Finally, we translate our compute_pi function into a zipped yaml definition of the pipeline.  This zip file is how we tell kubeflow pipelines exactly what to run for your pipeline.  Download and take a look inside to get a better understanding!

In [19]:
###############################################
### DON'T EDIT:                             ###
### Create the pipeline description for kfp ###
###############################################
from kfp import compiler
experiment_yaml_zip = EXPERIMENT_NAME + '.zip'
compiler.Compiler().compile(
    compute_pi,
    experiment_yaml_zip
)
print(f"Exported pipeline definition to {experiment_yaml_zip}")
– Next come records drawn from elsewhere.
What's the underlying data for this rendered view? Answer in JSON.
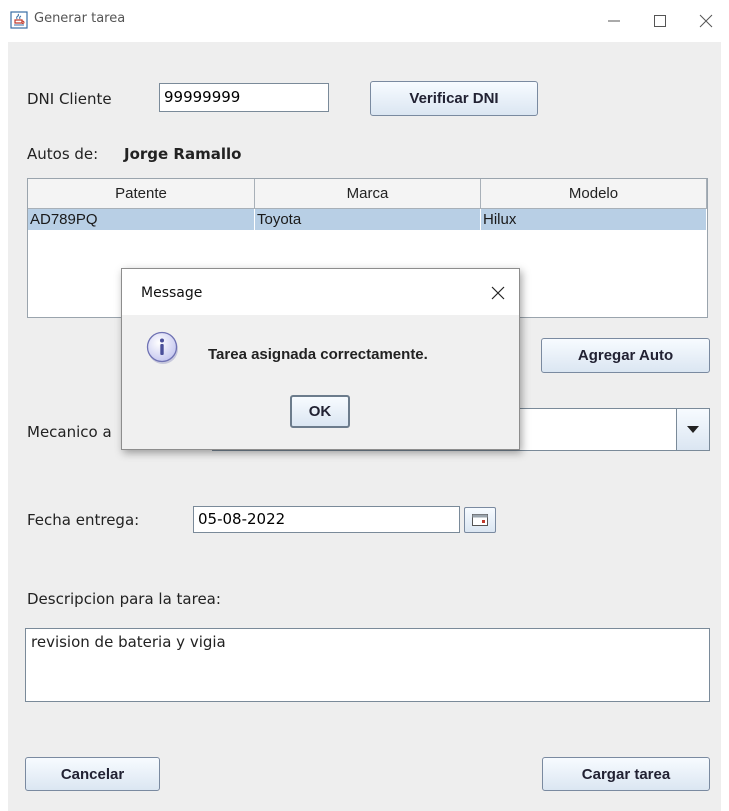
{
  "window": {
    "title": "Generar tarea",
    "icon": "java-cup-icon"
  },
  "form": {
    "dni_label": "DNI Cliente",
    "dni_value": "99999999",
    "verify_button": "Verificar DNI",
    "autos_label": "Autos de:",
    "client_name": "Jorge Ramallo",
    "add_car_button": "Agregar Auto",
    "mechanic_label": "Mecanico a",
    "date_label": "Fecha entrega:",
    "date_value": "05-08-2022",
    "desc_label": "Descripcion para la tarea:",
    "desc_value": "revision de bateria y vigia",
    "cancel_button": "Cancelar",
    "submit_button": "Cargar tarea"
  },
  "table": {
    "columns": [
      "Patente",
      "Marca",
      "Modelo"
    ],
    "rows": [
      [
        "AD789PQ",
        "Toyota",
        "Hilux"
      ]
    ]
  },
  "dialog": {
    "title": "Message",
    "message": "Tarea asignada correctamente.",
    "ok_button": "OK",
    "icon": "info-icon"
  },
  "colors": {
    "selected_row": "#b8cfe5",
    "panel_bg": "#eeeeee"
  }
}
Exported pipeline definition to compute-pi.zip


# Ready to roll! Let's run this pipeline!

In [20]:
###################################
### DON'T EDIT:                 ###
### Create the Experiment       ###
###################################
import kfp
client = kfp.Client()
exp = client.create_experiment(name=EXPERIMENT_NAME)

In [21]:
###############################################
### DON'T EDIT:                             ###
### Run the pipeline                        ###
###############################################
import time
run = client.run_pipeline(
    exp.id,
    EXPERIMENT_NAME + '-' + time.strftime("%Y%m%d-%H%M%S"),
    EXPERIMENT_NAME + '.zip',
)

# Collect results

To see the pipeline running, click the link above.  To access the JSON string returned by the Average step, click on that step in the pipeline and look in the output artifact as shown below.

![pipeline with results](images/kf-pipeline_with_result.png)

Note that this method of returning a result is likely not that useful for most problems.  See other other demos for saving results to minio or other locations.